Terkadang muncul juga biawak tanpa ekor yang sepertinya sudah tidak takut dengan keberadaan manusia. Biawak ini berukuran besar, tapi entah apa yang menyebabkan ekornya terputus. Mungkin saja dia kehilangan ekornya sejak kecil.
Padahal, ekor biawak merupakan alat yang sangat vital untuk berenang dan membela diri. Kecacatan tubuhnya membuat keahlian berburunya hilang sehingga menggantungkan diri dari sisa-sisa makanan manusia. Beberapa biawak lain kadang terlihat tapi akan kabur begitu sadar ada manusia yang memperhatikannya.

Masih di dalam taman ini, terdapat juga taman kelinci dan beberapa ekor monyet yang dikurung dalam kandang. Kasihan, akan lebih menarik kalau monyet-monyet itu terlihat bergelantungan di pohon-pohon bakau.
Matahari mulai menjauh untuk menerangi bagian bumi lainnya. Saya langkahkan kaki menjauhi biawak-biawak liar, menjauhi monyet-monyet yang tampak tak berbahagia, menjauhi burung-burung laut yang mungkin akan segera menuju peraduan, menjauhi bakau-bakau kokoh sang pemecah ombak.
Taman wisata alam mangrove PIK ini sedikit mengobati kerinduan saya akan indahnya alam. Sebelum pulang, sejenak kami mampir ke cafe-cafe yang menjual makanan dan minuman berparas cute yang tak jauh dari hutan mangrove PIK..

Tahun berganti, dan SK mutasi kerja telah diterbitkan. Bersyukur, SK membawa saya ke surga alam lainnya, Sumatera Barat. Menuju “surga” akan semudah saat dulu tinggal di Nusa Tenggara Timur.. Bye-bye Jakarta…
————-
*Berkunjung September 2015
-Traveler Paruh Waktu-
Cakep ya, daerah pesisir gitu, eksotis.
Btw, dendanya mahal bener ya kalo pake DSLR, sampe 1jt.
emang edan dendanya,, haha..
Sampai sekarang di PIK juga nggak boleh bawa kamera. Kamera, ya. Jadi semua kamera tanpa kecuali. Hanya handphone yang boleh dipakai. Untungnya sih, kalau bawanya Apple atau Samsung keluaran terbaru, kameranya nggak kalah ama kamera beneran yang standar. *Ehem*
Iya handphone jaman sekarang kameranya udah canggih2 euy,, tapi sayang kamera hpku masih teknologi jaman old haha..
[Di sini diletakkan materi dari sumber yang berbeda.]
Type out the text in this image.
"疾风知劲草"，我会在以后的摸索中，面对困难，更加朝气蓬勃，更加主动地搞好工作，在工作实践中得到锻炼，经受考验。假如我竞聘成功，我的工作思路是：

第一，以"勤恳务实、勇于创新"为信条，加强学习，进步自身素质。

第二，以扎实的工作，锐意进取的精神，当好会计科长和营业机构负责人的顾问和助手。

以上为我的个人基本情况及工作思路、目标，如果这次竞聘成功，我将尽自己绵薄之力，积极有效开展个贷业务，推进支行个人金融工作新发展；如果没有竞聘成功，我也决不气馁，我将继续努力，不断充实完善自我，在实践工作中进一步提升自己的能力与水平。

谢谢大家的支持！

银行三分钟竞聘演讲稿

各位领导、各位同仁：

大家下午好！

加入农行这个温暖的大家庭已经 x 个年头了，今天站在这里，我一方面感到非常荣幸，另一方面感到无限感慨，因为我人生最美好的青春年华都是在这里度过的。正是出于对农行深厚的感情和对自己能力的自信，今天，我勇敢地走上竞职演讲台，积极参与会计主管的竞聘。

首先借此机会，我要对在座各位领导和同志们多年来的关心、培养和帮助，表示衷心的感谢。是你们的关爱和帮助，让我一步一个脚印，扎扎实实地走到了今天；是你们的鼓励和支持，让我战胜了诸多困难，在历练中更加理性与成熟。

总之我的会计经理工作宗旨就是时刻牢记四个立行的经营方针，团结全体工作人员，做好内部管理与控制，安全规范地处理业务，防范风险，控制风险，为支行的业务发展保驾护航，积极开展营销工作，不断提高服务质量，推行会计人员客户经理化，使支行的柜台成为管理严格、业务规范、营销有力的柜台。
keren banget ya hutan mangrovenya bisa dibuat sampai seperti itu, yang membuat para wisatawan betah pastinya
semoga pengelolaan hutan mangrove di tempat tempat lain bisa mencontoh tempat ini
iyaa,, selain indah, kalau dibikin begini biasanya kawasan hutannya pun lebih terjaga kelestariannya..
Selamat menikmati alam di perantauan mas, Jakarta merindukanmu… 🙂
tapi aku tidak merindukan jakarta hahaha
Dulu sempet ada order bawa tamu kesini, tp sayang kamera nya haru di tinggal di mobil dikarenakan ada tambahan biaya kalau masuk bawa kamera SrL .
Walau agak kecewa Tetapi mereka tetap senang berkunjung di hutan mangrove Jakarta dengan sewa mobil hiace Tangerang
peraturan yg merugikan pengunjung ,, untung zaman sekarang hp jg udah bagus hasil fotonya..
Nah kemarin temenku mau post tulisan tentang Wisata Mangrove PIK ini tapi ya itu dia moto-moto pake kamera hape.. aku keberatan kalau foo diblog pake kamera hape jadi sampe sekarang gak tayang.. emang dilarang sepenuhnya pake DSLR atau harus bayar lagi sih? Gak maksimal soale kalo gak moto pake sensor kecil
kalau gak salah kayanya boleh deh mas bawa kamera,, asaaaaal, ijin ke pengelolanya,, itu gak tau deh harus bayar lagi atau enggak dan prosedurnya pegimane..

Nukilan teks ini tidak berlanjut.